Jodha juga merasa perlu curhat kepada Moti tentang perasaannya kepada Jalal yang menurutnya sudah mulai terhipnotis dengan ketampanan dan perhatian yang Jalal berikan padanya. Jodha langsung beranjak dari ranjangnya, menuju lemari dan memilih pakaian yang ingin ia pakai. Jodha memilih rok hitam panjang berbentuk lurus dan di bagian kiri atas pahanya sedikit pendek hingga memperlihatkan kaki nya yang putih dan mulus. Sedangkan pakaian atasnya dia mengenakan kemeja panjang kotak-kotak berwarna merah, bagian kancing paling atas hingga kancing ketiga Jodha biarkan terlepas hingga memperlihatkan lehernya yang jenjang namun tidak memperlihatkan bagian dadanya karna Jodha menutupnya dg tangtop yang juga bewarna hitam.

Jodha dengan cepat memoles wajahnya dengan bedak tipis dan lipglos di bibirnya, sedangkan rambutnya ia kuncir satu. Tidak lupa Jodha mengenakan sepatu kats kesayangannya. Setelah bercermin untuk terakhir kalinya dan Jodha merasa puas dengan penampilannya, dia langsung beranjak dari kamarnya dan mengendarai mobinya menuju ke toko souvenir Moti.

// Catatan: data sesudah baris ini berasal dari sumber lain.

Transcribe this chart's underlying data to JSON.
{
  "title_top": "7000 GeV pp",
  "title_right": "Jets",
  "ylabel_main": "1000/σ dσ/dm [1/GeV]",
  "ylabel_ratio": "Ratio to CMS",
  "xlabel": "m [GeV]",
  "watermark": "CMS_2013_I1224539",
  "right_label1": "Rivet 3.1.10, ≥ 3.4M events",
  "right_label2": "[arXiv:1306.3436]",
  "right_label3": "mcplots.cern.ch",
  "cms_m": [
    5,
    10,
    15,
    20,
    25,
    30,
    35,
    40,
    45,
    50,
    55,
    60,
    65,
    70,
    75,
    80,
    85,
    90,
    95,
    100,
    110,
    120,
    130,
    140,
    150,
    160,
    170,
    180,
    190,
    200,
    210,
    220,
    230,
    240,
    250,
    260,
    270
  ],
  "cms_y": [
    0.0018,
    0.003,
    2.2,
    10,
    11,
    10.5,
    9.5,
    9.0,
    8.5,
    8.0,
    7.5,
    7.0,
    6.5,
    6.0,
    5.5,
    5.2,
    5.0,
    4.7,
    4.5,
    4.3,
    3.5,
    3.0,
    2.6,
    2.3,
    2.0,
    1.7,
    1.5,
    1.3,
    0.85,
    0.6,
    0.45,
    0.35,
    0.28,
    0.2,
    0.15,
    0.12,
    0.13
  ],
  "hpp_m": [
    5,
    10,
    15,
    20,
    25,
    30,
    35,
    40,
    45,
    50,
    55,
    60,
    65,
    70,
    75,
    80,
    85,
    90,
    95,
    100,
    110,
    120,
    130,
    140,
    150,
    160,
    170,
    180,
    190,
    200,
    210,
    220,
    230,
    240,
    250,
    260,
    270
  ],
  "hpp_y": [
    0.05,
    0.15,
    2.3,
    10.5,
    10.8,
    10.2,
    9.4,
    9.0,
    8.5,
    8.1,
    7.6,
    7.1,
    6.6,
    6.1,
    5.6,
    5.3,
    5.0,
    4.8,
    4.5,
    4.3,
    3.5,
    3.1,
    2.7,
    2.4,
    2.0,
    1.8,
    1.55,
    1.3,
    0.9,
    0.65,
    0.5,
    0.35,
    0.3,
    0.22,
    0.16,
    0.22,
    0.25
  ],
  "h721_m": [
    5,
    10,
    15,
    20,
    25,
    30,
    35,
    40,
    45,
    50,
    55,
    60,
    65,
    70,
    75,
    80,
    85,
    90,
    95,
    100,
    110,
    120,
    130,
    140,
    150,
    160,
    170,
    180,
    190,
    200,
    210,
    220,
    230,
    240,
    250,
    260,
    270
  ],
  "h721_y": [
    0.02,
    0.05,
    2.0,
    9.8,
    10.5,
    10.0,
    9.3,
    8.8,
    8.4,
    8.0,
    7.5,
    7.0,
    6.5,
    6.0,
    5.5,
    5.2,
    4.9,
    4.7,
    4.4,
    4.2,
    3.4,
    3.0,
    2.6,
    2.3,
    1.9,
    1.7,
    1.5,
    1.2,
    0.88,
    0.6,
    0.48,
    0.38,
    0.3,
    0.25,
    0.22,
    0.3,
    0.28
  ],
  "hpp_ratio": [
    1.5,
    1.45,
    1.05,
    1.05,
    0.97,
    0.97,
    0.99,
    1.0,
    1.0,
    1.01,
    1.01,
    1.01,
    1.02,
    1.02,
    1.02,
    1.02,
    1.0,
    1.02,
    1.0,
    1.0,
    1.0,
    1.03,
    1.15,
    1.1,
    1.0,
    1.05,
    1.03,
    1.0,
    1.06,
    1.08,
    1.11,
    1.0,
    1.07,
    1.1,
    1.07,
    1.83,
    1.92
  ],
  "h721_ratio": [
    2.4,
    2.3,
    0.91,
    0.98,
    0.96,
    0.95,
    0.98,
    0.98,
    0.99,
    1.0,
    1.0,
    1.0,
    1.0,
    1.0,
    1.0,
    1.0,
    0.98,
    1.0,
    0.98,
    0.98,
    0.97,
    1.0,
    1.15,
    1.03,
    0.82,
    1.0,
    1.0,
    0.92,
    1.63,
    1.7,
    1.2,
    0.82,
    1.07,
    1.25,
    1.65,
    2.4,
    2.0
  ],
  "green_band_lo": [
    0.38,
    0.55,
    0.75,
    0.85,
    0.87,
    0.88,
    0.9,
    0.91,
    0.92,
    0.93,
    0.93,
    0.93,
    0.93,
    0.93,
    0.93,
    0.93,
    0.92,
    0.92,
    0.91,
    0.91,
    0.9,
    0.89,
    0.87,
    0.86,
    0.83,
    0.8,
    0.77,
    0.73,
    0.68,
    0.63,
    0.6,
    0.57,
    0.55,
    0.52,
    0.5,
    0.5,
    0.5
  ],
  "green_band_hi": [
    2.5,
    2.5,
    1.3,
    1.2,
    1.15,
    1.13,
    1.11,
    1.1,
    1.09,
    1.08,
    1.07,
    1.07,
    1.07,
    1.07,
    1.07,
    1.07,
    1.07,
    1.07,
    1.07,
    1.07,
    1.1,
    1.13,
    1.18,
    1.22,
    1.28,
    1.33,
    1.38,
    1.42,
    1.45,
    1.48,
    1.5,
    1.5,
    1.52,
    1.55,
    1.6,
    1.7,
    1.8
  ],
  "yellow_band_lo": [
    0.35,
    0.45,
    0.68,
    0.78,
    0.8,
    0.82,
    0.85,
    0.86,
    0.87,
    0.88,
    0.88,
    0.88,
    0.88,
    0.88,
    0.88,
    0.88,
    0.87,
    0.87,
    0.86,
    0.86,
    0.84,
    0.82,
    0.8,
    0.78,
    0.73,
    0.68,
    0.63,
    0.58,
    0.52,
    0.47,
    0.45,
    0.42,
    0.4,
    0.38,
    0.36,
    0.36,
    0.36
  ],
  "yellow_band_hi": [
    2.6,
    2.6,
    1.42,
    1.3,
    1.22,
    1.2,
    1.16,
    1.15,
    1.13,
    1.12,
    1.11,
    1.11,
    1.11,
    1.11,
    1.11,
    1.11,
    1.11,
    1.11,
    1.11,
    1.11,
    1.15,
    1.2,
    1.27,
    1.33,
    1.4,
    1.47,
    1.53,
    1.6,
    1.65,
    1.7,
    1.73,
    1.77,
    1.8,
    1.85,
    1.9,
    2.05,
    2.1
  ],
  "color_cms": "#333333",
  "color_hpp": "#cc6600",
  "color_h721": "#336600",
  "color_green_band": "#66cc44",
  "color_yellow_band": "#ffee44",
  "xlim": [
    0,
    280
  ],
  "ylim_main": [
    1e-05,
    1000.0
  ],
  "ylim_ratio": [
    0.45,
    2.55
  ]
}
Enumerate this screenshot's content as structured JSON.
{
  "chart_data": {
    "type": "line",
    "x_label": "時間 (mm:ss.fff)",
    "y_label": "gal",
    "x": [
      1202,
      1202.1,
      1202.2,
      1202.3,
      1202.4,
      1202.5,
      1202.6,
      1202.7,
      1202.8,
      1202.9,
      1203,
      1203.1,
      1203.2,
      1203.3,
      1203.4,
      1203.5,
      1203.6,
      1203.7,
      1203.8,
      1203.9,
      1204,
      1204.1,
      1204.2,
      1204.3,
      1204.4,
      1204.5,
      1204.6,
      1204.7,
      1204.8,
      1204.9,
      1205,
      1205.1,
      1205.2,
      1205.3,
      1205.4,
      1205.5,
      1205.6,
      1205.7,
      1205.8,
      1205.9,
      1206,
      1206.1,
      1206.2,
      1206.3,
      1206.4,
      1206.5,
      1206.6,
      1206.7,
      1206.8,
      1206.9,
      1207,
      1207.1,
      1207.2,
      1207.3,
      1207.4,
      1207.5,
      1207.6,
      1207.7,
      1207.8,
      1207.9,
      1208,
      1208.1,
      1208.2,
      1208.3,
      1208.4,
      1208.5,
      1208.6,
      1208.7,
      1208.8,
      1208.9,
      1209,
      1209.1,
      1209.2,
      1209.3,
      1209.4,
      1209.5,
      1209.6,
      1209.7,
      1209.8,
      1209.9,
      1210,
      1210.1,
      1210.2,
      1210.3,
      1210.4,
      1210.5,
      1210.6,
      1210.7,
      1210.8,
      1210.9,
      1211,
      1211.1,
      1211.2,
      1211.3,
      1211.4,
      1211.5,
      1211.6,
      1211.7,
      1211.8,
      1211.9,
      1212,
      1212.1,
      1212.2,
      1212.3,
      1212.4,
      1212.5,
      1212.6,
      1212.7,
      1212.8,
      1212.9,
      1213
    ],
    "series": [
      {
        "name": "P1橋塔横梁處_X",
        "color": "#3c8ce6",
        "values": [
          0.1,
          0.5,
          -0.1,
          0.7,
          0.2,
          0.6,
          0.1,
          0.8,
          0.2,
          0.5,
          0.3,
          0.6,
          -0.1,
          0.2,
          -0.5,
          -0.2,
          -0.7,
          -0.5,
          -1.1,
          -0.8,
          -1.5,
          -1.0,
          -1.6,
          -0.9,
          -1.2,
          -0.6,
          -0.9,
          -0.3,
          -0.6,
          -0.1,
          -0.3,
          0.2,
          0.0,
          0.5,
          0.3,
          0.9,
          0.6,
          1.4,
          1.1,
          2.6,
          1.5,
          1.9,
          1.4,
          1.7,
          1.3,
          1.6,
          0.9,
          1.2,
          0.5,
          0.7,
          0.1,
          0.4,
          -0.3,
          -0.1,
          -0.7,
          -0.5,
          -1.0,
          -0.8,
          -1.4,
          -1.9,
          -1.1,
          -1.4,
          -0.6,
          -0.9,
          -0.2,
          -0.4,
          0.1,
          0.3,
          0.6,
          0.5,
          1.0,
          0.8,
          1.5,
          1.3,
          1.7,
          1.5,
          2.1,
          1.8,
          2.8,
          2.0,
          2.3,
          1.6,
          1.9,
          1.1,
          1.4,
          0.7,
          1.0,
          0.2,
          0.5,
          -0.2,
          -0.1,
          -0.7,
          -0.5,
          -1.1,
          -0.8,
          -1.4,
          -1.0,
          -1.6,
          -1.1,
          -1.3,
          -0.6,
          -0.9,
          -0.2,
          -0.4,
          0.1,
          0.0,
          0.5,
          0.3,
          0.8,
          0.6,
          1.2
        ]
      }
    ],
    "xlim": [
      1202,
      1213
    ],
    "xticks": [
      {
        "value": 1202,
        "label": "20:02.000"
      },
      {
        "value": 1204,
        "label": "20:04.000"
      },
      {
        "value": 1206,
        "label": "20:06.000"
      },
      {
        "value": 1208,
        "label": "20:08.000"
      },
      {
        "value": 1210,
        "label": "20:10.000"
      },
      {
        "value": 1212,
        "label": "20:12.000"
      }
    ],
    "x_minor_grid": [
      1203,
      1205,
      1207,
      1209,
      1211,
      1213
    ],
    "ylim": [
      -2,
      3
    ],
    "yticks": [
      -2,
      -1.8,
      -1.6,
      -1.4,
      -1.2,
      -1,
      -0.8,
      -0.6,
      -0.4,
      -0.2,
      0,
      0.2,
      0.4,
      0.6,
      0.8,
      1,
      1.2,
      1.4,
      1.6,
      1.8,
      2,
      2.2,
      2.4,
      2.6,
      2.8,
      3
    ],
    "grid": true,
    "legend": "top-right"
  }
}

“Haii cantik” sapa Moti dengan riang saat melihat sahabatnya itu datang. “Tumben kau kemari?”

“Aku bete sendirian di rumah” jawab Jodha yang langsung duduk di depan meja kerja Moti

“Bagaimana perkembangan hubungan mu dengan calon suami mu?” tanya Moti

“Aku kesini juga ingin curhat soal itu sama kamu Moti,” Jodha menghela nafasnya sebentar, “Dua hari yang lalu dia mengajak ku dinner dan aku sepertinya mulai menyukainya moti.”

Moti langsung melebarkan matanya menatap tajam kearah Jodha, Moti seakan merasa tidak percaya dengan apa yang di dengarnya. “Itu berita bagus, lalu kenapa wajahmu justru terlihat sedih?”

Jodha menompang dagunya diatas kedua tangannya yang terlipat diatas meja, “Tapi aku tidak ingin mencintainya Moti,” kata Jodha dengan suara lirih

Moti mengkerutkan keningnya, ia tidak mengerti dengan keinginan sahabatnya ini. “Kenapa kau tidak ingin mencintainya? Bukan kah bagus kalo kau bisa mencintai calon suami mu? Jadi kalian akan merasa nyaman menjalani hubungan kalian kedepannya.”

“Bagaimana aku bisa hidup bersama dengan seorang pria palyboy?”

“Itu hanya gosip, dan kau tidak perlu terlalu mempercayai gosip itu Jodha,” jelas Moti dengan lembut ke Jodha.

Jodha bangkit dari duduknya dan berjalan kearah souvenir-souvenir yang tersusun rapi di atas rak besar yang terbuat dari kayu yang di pernis. “Itu bukan gosip, aku mendengar dan bahkan melihatnya dengan mata ku sendiri saat Bella mengelayut manja di lehernya,” batin Jodha.

Moti menghampiri Jodha dan berdiri di sampingnya. “Coba kau liat baik-baik foto ini,” kata Moti sambil memberikan sebuah majalah yang memuat artiket tentang Jalal, “Dia cakep banget.”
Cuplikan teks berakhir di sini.